Content and data sets are acquired from many sources:
- Public Domain data
- Licensed content
- Digital Exhaust
- Client data
- Companies own internal data assets
Content engineers and Data Scientists perform many unique cleaning processes to get these data sets prepared for their analytics and model training experiments. This request has 2 parts:
Common Tooling and Scripts provided as part of a Data Refinery toolkit
As part of this preparation there are many common tools and processes that Content engineers and Data Scientists use in their own environment. This request is to make tools such as virus and malware scanners, copyright scanners, PII (Personally identifiable information) scanners and PII pattern scanners, available as part of the data transformation suite that can be used in projects and workflows to perform cleaning on data sets. With the vast array of data sources available today, it's critical that all Content follows best practices for security and compliance before allowing this content to be added to companies Repositories, Data Lakes and Catalogs.

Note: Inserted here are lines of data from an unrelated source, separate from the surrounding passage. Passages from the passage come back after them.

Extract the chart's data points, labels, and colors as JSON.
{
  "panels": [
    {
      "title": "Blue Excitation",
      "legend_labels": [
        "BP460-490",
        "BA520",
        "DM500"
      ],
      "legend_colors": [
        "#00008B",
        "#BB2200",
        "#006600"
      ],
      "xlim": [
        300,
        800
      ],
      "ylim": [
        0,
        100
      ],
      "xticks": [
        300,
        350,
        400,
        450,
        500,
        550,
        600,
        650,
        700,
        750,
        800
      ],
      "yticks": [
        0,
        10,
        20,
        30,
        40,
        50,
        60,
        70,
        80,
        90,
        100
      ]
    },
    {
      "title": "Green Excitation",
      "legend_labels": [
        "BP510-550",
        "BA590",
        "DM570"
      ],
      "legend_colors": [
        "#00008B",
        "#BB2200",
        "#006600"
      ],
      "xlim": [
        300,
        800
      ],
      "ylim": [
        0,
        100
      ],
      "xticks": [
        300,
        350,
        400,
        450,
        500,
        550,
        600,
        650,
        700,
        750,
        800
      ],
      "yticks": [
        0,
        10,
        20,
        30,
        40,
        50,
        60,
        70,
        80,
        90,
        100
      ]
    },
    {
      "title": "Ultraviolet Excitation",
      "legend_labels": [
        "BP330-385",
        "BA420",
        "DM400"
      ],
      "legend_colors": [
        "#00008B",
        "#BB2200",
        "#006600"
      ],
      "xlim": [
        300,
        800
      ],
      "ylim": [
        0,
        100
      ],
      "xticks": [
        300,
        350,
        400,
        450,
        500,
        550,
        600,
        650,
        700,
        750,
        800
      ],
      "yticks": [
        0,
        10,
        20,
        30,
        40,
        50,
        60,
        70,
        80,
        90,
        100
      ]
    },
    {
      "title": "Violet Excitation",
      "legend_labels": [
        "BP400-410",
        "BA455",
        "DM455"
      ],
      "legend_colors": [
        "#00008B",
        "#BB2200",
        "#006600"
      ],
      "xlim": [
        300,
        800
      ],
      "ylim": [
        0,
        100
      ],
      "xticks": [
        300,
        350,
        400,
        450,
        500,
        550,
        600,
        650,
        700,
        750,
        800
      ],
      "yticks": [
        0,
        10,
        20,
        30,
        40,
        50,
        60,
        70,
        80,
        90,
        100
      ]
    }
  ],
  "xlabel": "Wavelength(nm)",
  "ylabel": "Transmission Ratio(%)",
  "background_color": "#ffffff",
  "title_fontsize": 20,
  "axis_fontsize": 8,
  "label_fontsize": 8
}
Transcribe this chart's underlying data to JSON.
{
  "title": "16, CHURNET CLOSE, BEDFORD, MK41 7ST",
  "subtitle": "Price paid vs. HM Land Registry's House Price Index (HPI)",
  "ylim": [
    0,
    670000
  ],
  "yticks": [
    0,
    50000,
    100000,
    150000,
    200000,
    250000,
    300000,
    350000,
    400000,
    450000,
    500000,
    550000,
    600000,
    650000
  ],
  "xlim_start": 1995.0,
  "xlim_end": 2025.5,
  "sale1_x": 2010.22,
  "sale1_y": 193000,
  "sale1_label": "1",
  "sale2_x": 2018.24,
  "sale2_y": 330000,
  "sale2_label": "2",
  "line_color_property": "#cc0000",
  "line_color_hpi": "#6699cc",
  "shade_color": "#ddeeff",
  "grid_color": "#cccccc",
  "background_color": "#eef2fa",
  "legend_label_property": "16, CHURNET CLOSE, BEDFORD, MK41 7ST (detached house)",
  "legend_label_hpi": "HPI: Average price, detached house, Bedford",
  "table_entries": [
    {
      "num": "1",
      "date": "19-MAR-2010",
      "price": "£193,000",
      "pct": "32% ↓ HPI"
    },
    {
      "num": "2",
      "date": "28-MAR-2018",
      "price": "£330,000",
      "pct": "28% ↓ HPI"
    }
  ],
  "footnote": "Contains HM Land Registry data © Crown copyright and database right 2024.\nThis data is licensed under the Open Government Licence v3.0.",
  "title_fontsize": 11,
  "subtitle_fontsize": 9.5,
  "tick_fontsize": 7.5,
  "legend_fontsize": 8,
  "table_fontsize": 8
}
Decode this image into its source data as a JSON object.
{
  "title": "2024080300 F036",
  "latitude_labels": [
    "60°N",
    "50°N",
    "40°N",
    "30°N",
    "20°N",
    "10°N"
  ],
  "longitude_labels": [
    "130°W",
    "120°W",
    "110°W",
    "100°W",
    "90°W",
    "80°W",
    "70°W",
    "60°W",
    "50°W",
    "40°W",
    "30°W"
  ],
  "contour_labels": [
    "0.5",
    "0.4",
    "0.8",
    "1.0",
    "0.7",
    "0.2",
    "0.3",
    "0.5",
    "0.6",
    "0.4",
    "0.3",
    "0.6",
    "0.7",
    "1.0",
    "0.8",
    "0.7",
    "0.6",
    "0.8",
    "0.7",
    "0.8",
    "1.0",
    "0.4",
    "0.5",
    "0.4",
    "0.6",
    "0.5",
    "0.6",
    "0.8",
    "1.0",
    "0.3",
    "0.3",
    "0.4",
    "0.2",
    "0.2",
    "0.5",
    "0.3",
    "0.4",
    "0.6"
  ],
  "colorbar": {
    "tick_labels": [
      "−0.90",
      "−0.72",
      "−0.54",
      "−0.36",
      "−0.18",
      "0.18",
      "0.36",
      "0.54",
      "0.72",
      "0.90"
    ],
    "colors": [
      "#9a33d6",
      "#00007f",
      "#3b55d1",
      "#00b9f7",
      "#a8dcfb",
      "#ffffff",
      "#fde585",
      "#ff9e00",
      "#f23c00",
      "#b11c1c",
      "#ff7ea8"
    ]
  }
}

User Specific Cleaning and Data Preparation tools
In addition to "Common" tools and processes, every team has unique scripts and procedures specific to their data formatting and data preparation requirements. This second part of the request is to enable the ability for a user to bring and add their custom scripts or docker containers that they have developed and hardened for years to projects and workflows. Making it easy to bring the tools and processes engineers and data scientists use in their environment today allows a faster easier adoption experience.